Having established weights and dimensions of the equipment necessary to cover the show’s audio needs, it was still to determine whether this equipment could fit on a plane. Given the weight requirements to minimise excess baggage charges, the tour grade heavy-duty flightcases that Adlib’s in-house team normally manufacture were out of the question – the solution required something smaller, and much lighter. Harry turned to Scott Dixon cases, who supply a set of products purpose-designed for the console and Mixrack. They also provided a customised version of their rack design to fit the wireless systems. These packaged the systems adequately, whilst meeting the size and weight restrictions possible. The resulting compact system packs down to just four cases, the rack cases all having wheels and pull-out suitcase handles for easy transportation.

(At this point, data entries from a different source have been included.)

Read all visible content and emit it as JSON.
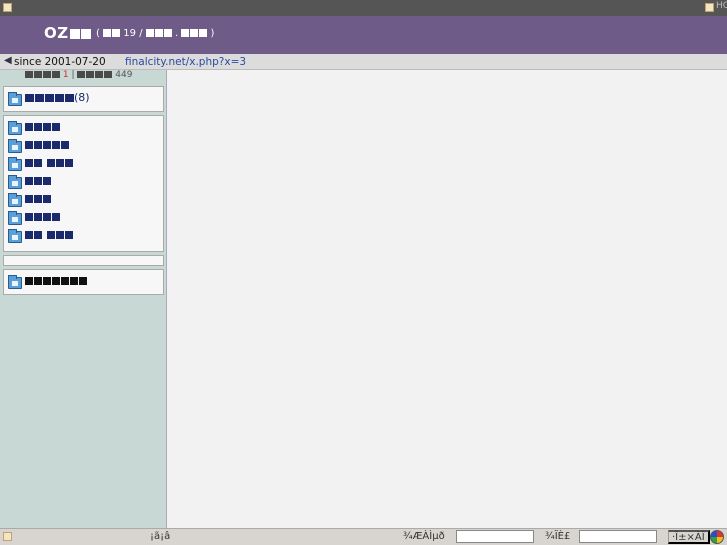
{
  "topbar": {
    "right_label": "HC"
  },
  "header": {
    "logo_prefix": "OZ",
    "sub_open": "(",
    "sub_number": "19",
    "sub_slash": "/",
    "sub_dot": ".",
    "sub_close": ")"
  },
  "infobar": {
    "arrow": "◀",
    "since": "since 2001-07-20",
    "url": "finalcity.net/x.php?x=3"
  },
  "counter": {
    "today": "1",
    "separator": "|",
    "total": "449"
  },
  "sidebar": {
    "top_item": {
      "count": "(8)"
    },
    "items": [
      {
        "blocks": [
          4
        ]
      },
      {
        "blocks": [
          5
        ]
      },
      {
        "blocks": [
          2,
          3
        ]
      },
      {
        "blocks": [
          3
        ]
      },
      {
        "blocks": [
          3
        ]
      },
      {
        "blocks": [
          4
        ]
      },
      {
        "blocks": [
          2,
          3
        ]
      }
    ],
    "bottom_item": {
      "blocks": [
        7
      ]
    }
  },
  "statusbar": {
    "left_text": "¡ã¡â",
    "label1": "¾ÆÀÌµð",
    "label2": "¾ÏÈ£",
    "input1_value": "",
    "input2_value": "",
    "button_label": "·Î±×ÀÎ"
  },
  "colors": {
    "header_bg": "#6e5b87",
    "sidebar_bg": "#c8d8d4",
    "link": "#2b4aa0"
  }
}
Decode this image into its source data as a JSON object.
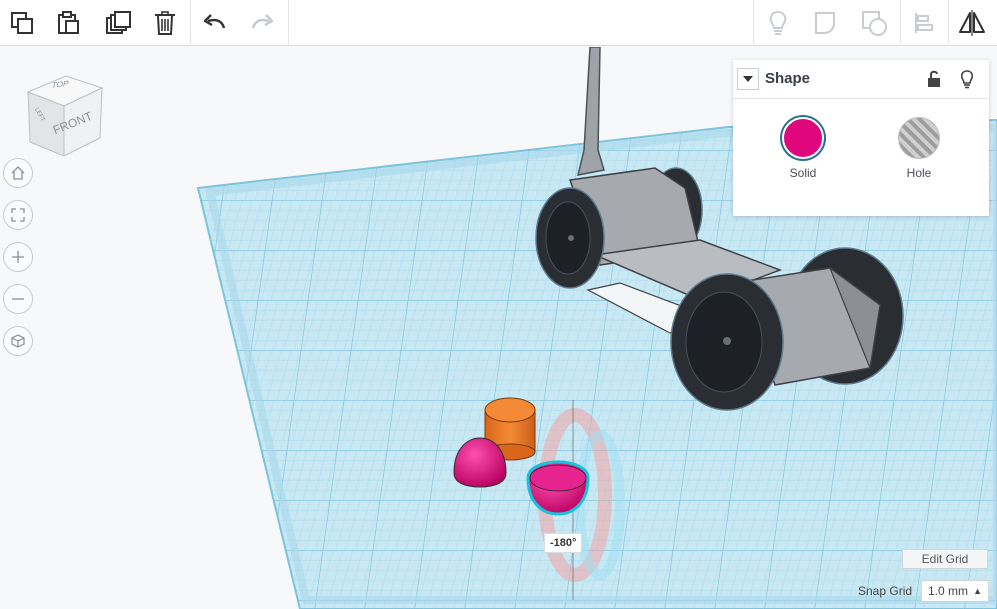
{
  "toolbar": {
    "left_tools": [
      {
        "name": "copy-icon",
        "tooltip": "Copy"
      },
      {
        "name": "paste-icon",
        "tooltip": "Paste"
      },
      {
        "name": "duplicate-icon",
        "tooltip": "Duplicate"
      },
      {
        "name": "delete-icon",
        "tooltip": "Delete"
      },
      {
        "name": "undo-icon",
        "tooltip": "Undo"
      },
      {
        "name": "redo-icon",
        "tooltip": "Redo"
      }
    ],
    "right_tools": [
      {
        "name": "lightbulb-icon",
        "tooltip": "Show all"
      },
      {
        "name": "group-icon",
        "tooltip": "Group"
      },
      {
        "name": "ungroup-icon",
        "tooltip": "Ungroup"
      },
      {
        "name": "align-icon",
        "tooltip": "Align"
      },
      {
        "name": "mirror-icon",
        "tooltip": "Mirror"
      }
    ]
  },
  "view_cube": {
    "top_label": "TOP",
    "front_label": "FRONT",
    "left_label": "LEFT"
  },
  "nav_buttons": [
    {
      "name": "home-view-icon"
    },
    {
      "name": "fit-view-icon"
    },
    {
      "name": "zoom-in-icon"
    },
    {
      "name": "zoom-out-icon"
    },
    {
      "name": "perspective-icon"
    }
  ],
  "shape_panel": {
    "title": "Shape",
    "options": [
      {
        "label": "Solid",
        "color": "#e0077d",
        "selected": true
      },
      {
        "label": "Hole",
        "color": "#b0b0b0",
        "selected": false
      }
    ]
  },
  "rotation_readout": "-180°",
  "grid_controls": {
    "edit_grid_label": "Edit Grid",
    "snap_grid_label": "Snap Grid",
    "snap_grid_value": "1.0 mm"
  },
  "colors": {
    "workplane": "#c8e8f4",
    "grid_line": "#8cc8de",
    "solid": "#e0077d",
    "orange": "#f07f2a",
    "car_gray": "#a6aaae",
    "wheel": "#2a2d31"
  }
}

The system immediately went into action on a string of dates throughout the UK and Europe, putting the system through its paces, and a few airports.
In addition to the ease of transportation, the personal mixing system also meant a reduced equipment and personnel footprint on the tour, bringing both costs and set-up times down.
Whilst the specified Allen & Heath dLive system ticked all the boxes, taking the time to understand the wider needs of the show was a crucial part of the solution Adlib provided. Harry said “The thing that it all boils down to is understanding the issue at hand – the problem the customer is facing. This is a bespoke solution. Everything is exactly as they need it. No more, and no less. So they can go off and do that tour, and not worry about it. It makes sense for them.”
Rob Roberts, Tour Manager for Howard Jones concluded “Harry and all the staff at Adlib went above and beyond to put together this system for us, quite a challenge given the very specific requirements and tight turn-around time we’d given them. From all of my experiences with Adlib over the years, I knew we were in safe hands.”
As for the dLive system itself, he added “it ticked all of the boxes for what can be quite a demanding show from an audio perspective. Howard really enjoys mixing up his live setup, often changing it to meet the needs of each gig individually. Having a small core setup that flies with us means that we can ensure consistency and quality wherever we are, and the flexibility of the dLive system means that on shows where a brass or string section is added, we can seamlessly integrate a larger control surface and extra stage boxes just for the night with minimal reprogramming.”